Single or Dual Antiplatelet Treatment after TAVI

Published
Posted by Carla Rothaus

How did aspirin alone compare with aspirin plus clopidogrel regarding bleeding in cohort A of the POPular TAVI trial?

Brouwer et al. recently reported findings in cohort A of the POPular TAVI trial, which compared bleeding and thromboembolic events with aspirin alone versus aspirin plus clopidogrel in patients undergoing transcatheter aortic-valve implantation (TAVI) who did not have an established indication for long-term oral anticoagulation. Trial findings in cohort B, which included patients undergoing TAVI who had an indication for long-term anticoagulation, were published previously. Read the NEJM Original Article here.

Clinical Pearls

Q: What are current practice guidelines regarding antiplatelet therapy after TAVI for patients without an indication for oral anticoagulation?

A: Practice guidelines recommend clopidogrel in addition to aspirin for the first 3 to 6 months after TAVI in patients who do not have an indication for oral anticoagulation.

Q: Summarize the main findings for cohort B of the POPular TAVI trial.

A: In cohort B of the POPular TAVI trial, clopidogrel in addition to oral anticoagulants was associated with a higher incidence of bleeding and no decrease in the incidence of ischemic events than anticoagulation alone among patients who were receiving indicated long-term oral anticoagulation.


Morning Report Questions

Q: How did aspirin alone compare with aspirin plus clopidogrel regarding bleeding in cohort A of the POPular TAVI trial?

A: In cohort A, Brouwer et al. investigated antiplatelet therapy with aspirin alone as compared with aspirin plus clopidogrel for 3 months after TAVI in patients who did not have an indication for long-term oral anticoagulation. The incidences of the two primary outcome events of all bleeding and non–procedure-related bleeding at 1 year were lower among patients who received aspirin alone than among those who received aspirin plus clopidogrel for 3 months. This result was mainly driven by differences in the incidences of major bleeding. The incidence of severe procedure-related bleeding, defined as Bleeding Academic Research Consortium type 4, was low (1.8%), but it was observed only in patients receiving aspirin plus clopidogrel.

Q: What were the secondary outcome results in the trial by Brouwer et al.?

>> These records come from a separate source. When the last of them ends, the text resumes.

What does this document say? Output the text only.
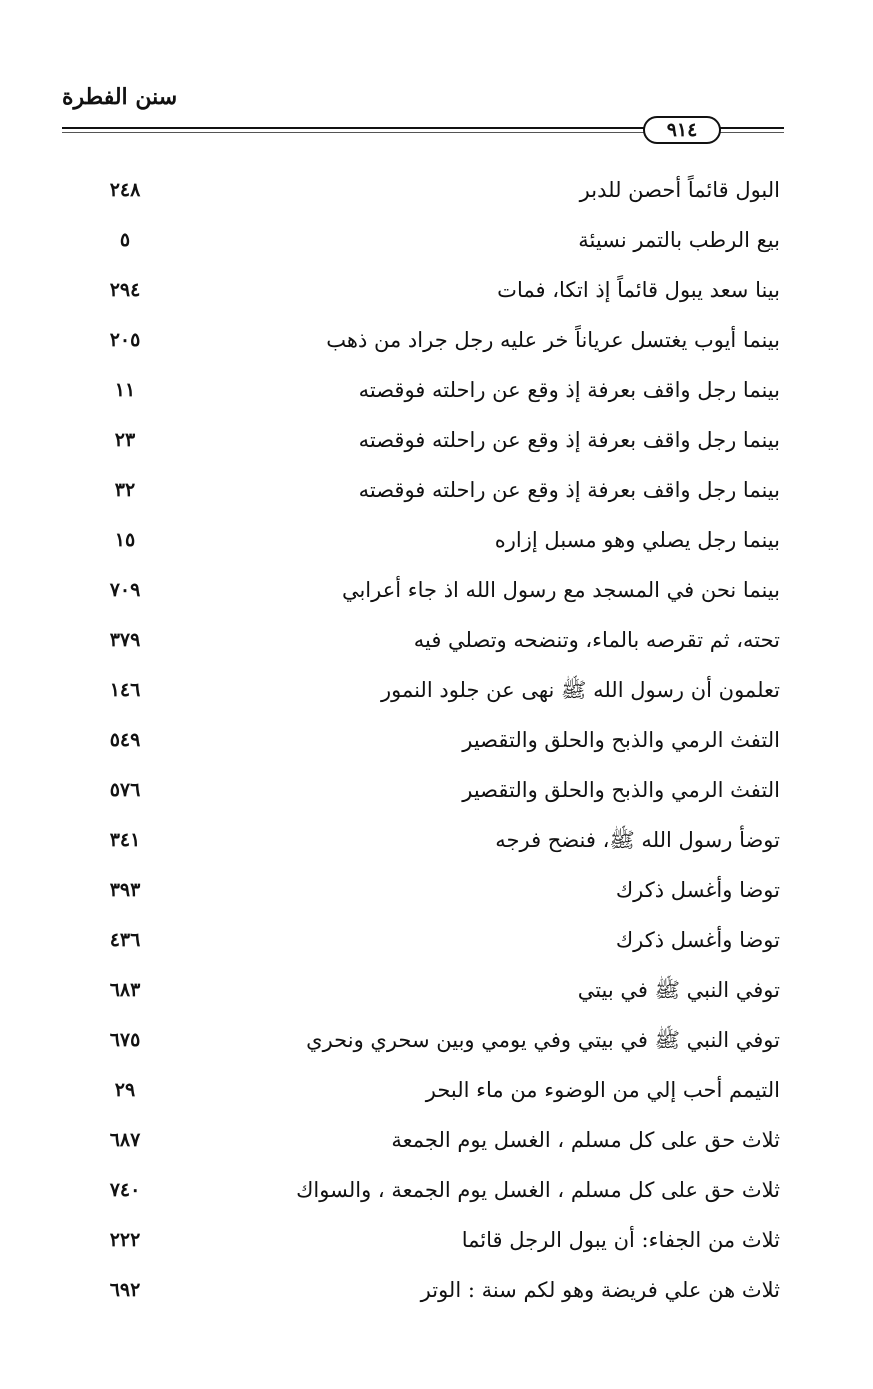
سنن الفطرة
٩١٤
البول قائماً أحصن للدبر
٢٤٨
بيع الرطب بالتمر نسيئة
٥
بينا سعد يبول قائماً إذ اتكا، فمات
٢٩٤
بينما أيوب يغتسل عرياناً خر عليه رجل جراد من ذهب
٢٠٥
بينما رجل واقف بعرفة إذ وقع عن راحلته فوقصته
١١
بينما رجل واقف بعرفة إذ وقع عن راحلته فوقصته
٢٣
بينما رجل واقف بعرفة إذ وقع عن راحلته فوقصته
٣٢
بينما رجل يصلي وهو مسبل إزاره
١٥
بينما نحن في المسجد مع رسول الله اذ جاء أعرابي
٧٠٩
تحته، ثم تقرصه بالماء، وتنضحه وتصلي فيه
٣٧٩
تعلمون أن رسول الله ﷺ نهى عن جلود النمور
١٤٦
التفث الرمي والذبح والحلق والتقصير
٥٤٩
التفث الرمي والذبح والحلق والتقصير
٥٧٦
توضأ رسول الله ﷺ، فنضح فرجه
٣٤١
توضا وأغسل ذكرك
٣٩٣
توضا وأغسل ذكرك
٤٣٦
توفي النبي ﷺ في بيتي
٦٨٣
توفي النبي ﷺ في بيتي وفي يومي وبين سحري ونحري
٦٧٥
التيمم أحب إلي من الوضوء من ماء البحر
٢٩
ثلاث حق على كل مسلم ، الغسل يوم الجمعة
٦٨٧
ثلاث حق على كل مسلم ، الغسل يوم الجمعة ، والسواك
٧٤٠
ثلاث من الجفاء: أن يبول الرجل قائما
٢٢٢
ثلاث هن علي فريضة وهو لكم سنة : الوتر
٦٩٢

A: A secondary composite 1 event (bleeding, death from cardiovascular causes, non–procedure-related bleeding, stroke from any cause, or myocardial infarction) occurred in 76 patients (23.0%) receiving aspirin alone and in 104 patients (31.1%) receiving aspirin plus clopidogrel (difference, –8.2 percentage points; 95% CI for noninferiority, –14.9 to –1.5; P<0.001; risk ratio, 0.74; 95% CI for superiority, 0.57 to 0.95; P=0.04). A secondary composite 2 event (thromboembolic events, including death from cardiovascular causes, ischemic stroke, or myocardial infarction) occurred in 32 patients (9.7%) receiving aspirin alone and 33 patients (9.9%) receiving aspirin plus clopidogrel (difference, –0.2 percentage points; 95% CI for noninferiority, –4.7 to 4.3; P=0.004; risk ratio, 0.98; 95% CI for superiority, 0.62 to 1.55; P=0.93).